Wednesday, February 9, 2011

NATO's dangerous games in Asia

Colin Powell was regularly called a “dove” when he was America’s secretary of state. It was a misnomer. While he may have quarrelled with other members of the Bush administration on tactical issues, Powell’s entire military and political career was dedicated to world domination. One of his first acts as chairman of the Joint Chiefs of Staff was to lead an invasion of Panama. “We have to put a shingle on our door saying ‘Superpower lives here’,” he said on its first day in December 1989.

Hype would have us believe, too, that there is a substantial difference between Republicans and Democrats on foreign and economic policies. In reality, there is little. Barack Obama has been eager to convince the world that he is not under the spell of the oil industry in the way that George W Bush was. Yet the perks enjoyed by energy giants remain largely unchanged; on top of not having to pay any corporate income tax last year, Exxon Mobil was given a refund worth $156 million.

That businessmen headquartered in the state of Texas continue to wield enormous clout in Washington can be seen from a presentation given by Robert Blake, a State Department official dealing with Central and South Asia, in Houston during January. Blake suggested that the regions covered by his portfolio were replete with untapped resources, declaring – with considerable understatement – that these were bound to be of interest in the Lone Star state. The passage about Uzbekistan read like it was copied from a brochure for an industry fair: “Though often overlooked as an energy source, Uzbekistan has substantial hydrocarbon reserves of its own and produces about as much natural gas as Turkmenistan. Located at the heart of Central Asia, much of the region’s infrastructure – roads, railroads, transmission lines, and pipelines - goes through Uzbekistan, offering it a unique opportunity to expand its exports with little investment in new infrastructure.”

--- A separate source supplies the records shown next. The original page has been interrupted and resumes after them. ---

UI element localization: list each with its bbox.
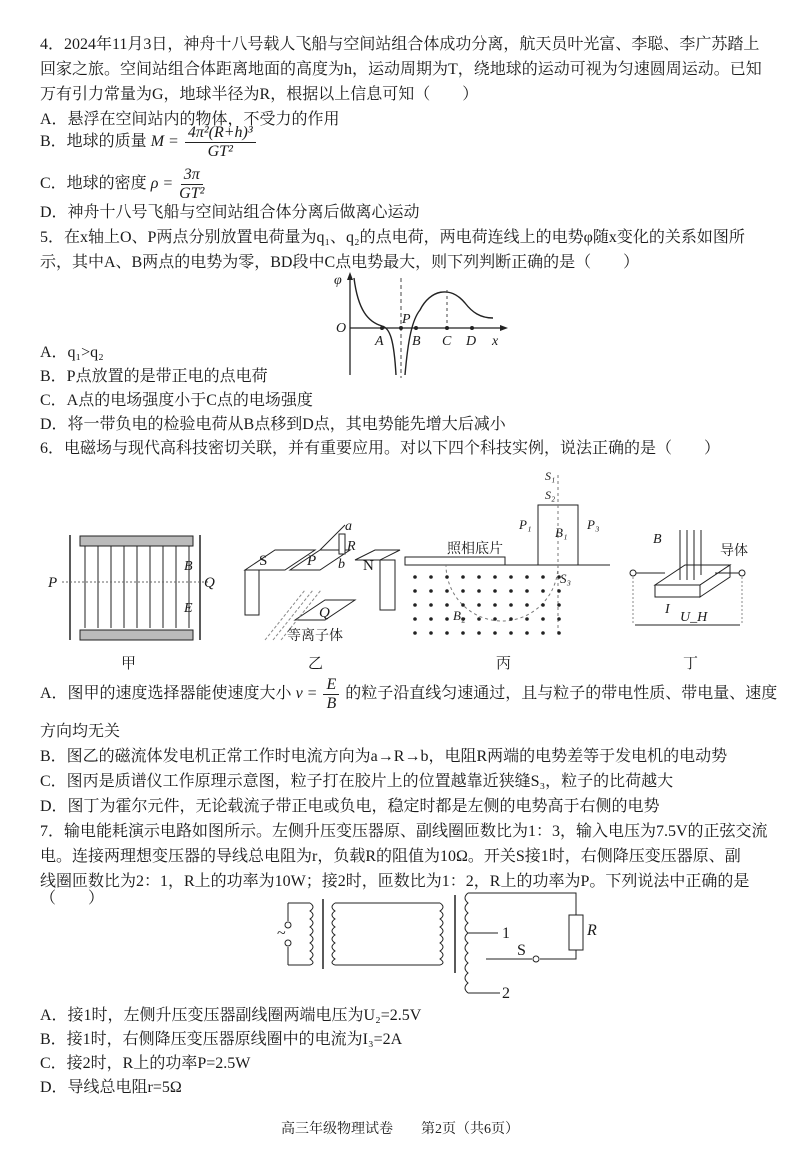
field-dot <box>525 631 529 635</box>
field-dot <box>493 603 497 607</box>
field-dot <box>429 603 433 607</box>
field-dot <box>509 617 513 621</box>
q7-circuit-diagram <box>277 885 620 1005</box>
q4-option-c-label: C．地球的密度 <box>40 175 147 193</box>
q5-option-c: C．A点的电场强度小于C点的电场强度 <box>40 392 313 409</box>
q7-stem-line-4: （ ） <box>40 890 105 907</box>
field-dot <box>557 631 561 635</box>
jia-q-label: Q <box>204 575 215 591</box>
fig-jia-caption: 甲 <box>121 656 137 672</box>
fig-ding-caption: 丁 <box>683 656 699 672</box>
q5-option-b: B．P点放置的是带正电的点电荷 <box>40 368 268 385</box>
q4-option-c-fraction <box>179 166 204 203</box>
q5-option-d: D．将一带负电的检验电荷从B点移到D点，其电势能先增大后减小 <box>40 416 506 433</box>
yi-p-label: P <box>307 553 317 569</box>
ding-b-label: B <box>653 532 662 547</box>
field-dot <box>493 617 497 621</box>
bing-b2-label: B₂ <box>453 608 466 623</box>
c-label: C <box>442 334 452 349</box>
q7-option-d: D．导线总电阻r=5Ω <box>40 1079 182 1096</box>
bing-p1-label: P₁ <box>519 517 532 532</box>
field-dot <box>461 631 465 635</box>
field-dot <box>509 603 513 607</box>
field-dot <box>477 603 481 607</box>
q5-stem-line-1: 5．在x轴上O、P两点分别放置电荷量为q₁、q₂的点电荷，两电荷连线上的电势φ随x变化的关系如图所 <box>40 229 745 246</box>
q6-option-d: D．图丁为霍尔元件，无论载流子带正电或负电，稳定时都是左侧的电势高于右侧的电势 <box>40 798 660 815</box>
yi-q-label: Q <box>319 605 330 621</box>
q4-option-c <box>40 166 206 203</box>
q6-option-b: B．图乙的磁流体发电机正常工作时电流方向为a→R→b，电阻R两端的电势差等于发电机的电动势 <box>40 748 728 765</box>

There was no mention of how Uzbekistan is ruled by the brutal dictator Islam Karimov (the same Karimov who was welcomed to the headquarters of NATO and the European Commission recently). Exploiting “overlooked” resources was evidently deemed more important than the lives of the hundreds of unarmed demonstrators killed at Karimov’s behest during the Andijan massacre in 2005.


Blake was – perhaps unwittingly – expanding on a theory posited by Zbigniew Brzezinski, the political scientist and one-time national security adviser to Jimmy Carter. In his 1997 book The Grand Chessboard, Brzenzinski argued that control of Asia was essential if the US was to cement its position as the world’s only superpower. “For half a millennium, world affairs were dominated by Eurasian powers and peoples who fought with one another for regional domination and reached out for global power,” he wrote. “Now a non-Eurasian power is pre-eminent in Eurasia - and America's global primacy is directly dependent on how long and how effectively its preponderance on the Eurasian continent is sustained.”


NATO, Brezinski added, would be a vital tool in preserving that dominance. His words appear prescient. According to the official narrative, the invasion of Afghanistan and the consequent expansion of Western military bases in neighbouring countries were a response to how the Taliban was sheltering Osama bin Laden. But can it be a coincidence that the war followed the establishment of the Shanghai Cooperation Organisation a few months earlier? Was it not a signal to the SCO members like Russia, China, Kazakhstan and Uzbekistan that the US was the boss, so they had better reduce their ambitions for greater energy cooperation?


Ever the obedient servant, some of the EU’s most powerful states are helping to increase US penetration into Asia. Following the Andijan massacre, the Union imposed sanctions on Uzbekistan in 2005. The newspaper Tageszeitung revealed last year that Germany defied the sanctions by secretly giving military training to 35 Uzbek soldiers. In 2009, Angela Merkel’s government succeeded in convincing the EU to drop those sanctions. Access to the German military base at Termez in Uzbekistan – which hosts aircraft used in the war in Afghanistan – shouldn’t be affected by something as trivial as human rights, she decided.


NATO has also supplied troops to bases in Kyrgyzstan and Tajikistan, both of which neighbour China. Statements pumped out in Washington and Brussels might habitually describe Beijing as a “partner”. But the games played by NATO in China’s backyard tell another story.

It is a similar situation with Russia. Visiting Georgia last summer, Hillary Clinton effectively told Moscow that only the US and NATO could station troops in the former Soviet Union. Ordering Russia to withdraw its troops from Abkhazia and South Ossetia, the Secretary of State said: “The United States does not recognise spheres of influence.”


During his aforementioned trip to Houston, Robert Blake told his audience that Turkmenistan may hold the key to one of the five largest reserves of gas on the planet. To emphasise their interests in getting hold of gas from the Caspian Sea, delegations from the European Commission and the US government visited Turkmenistan in January. It is hard to imagine that those delegations had not seen a warning issued late last year from Dmitry Medvedev, the Russian president, about certain countries wishing to “interfere” in the Caspian region.


The scholar Edward Herman has described NATO as a “US and imperial pitbull”. The pitbull is barking simultaneously in the directions of Russia, China and Iran. It needs to be sedated.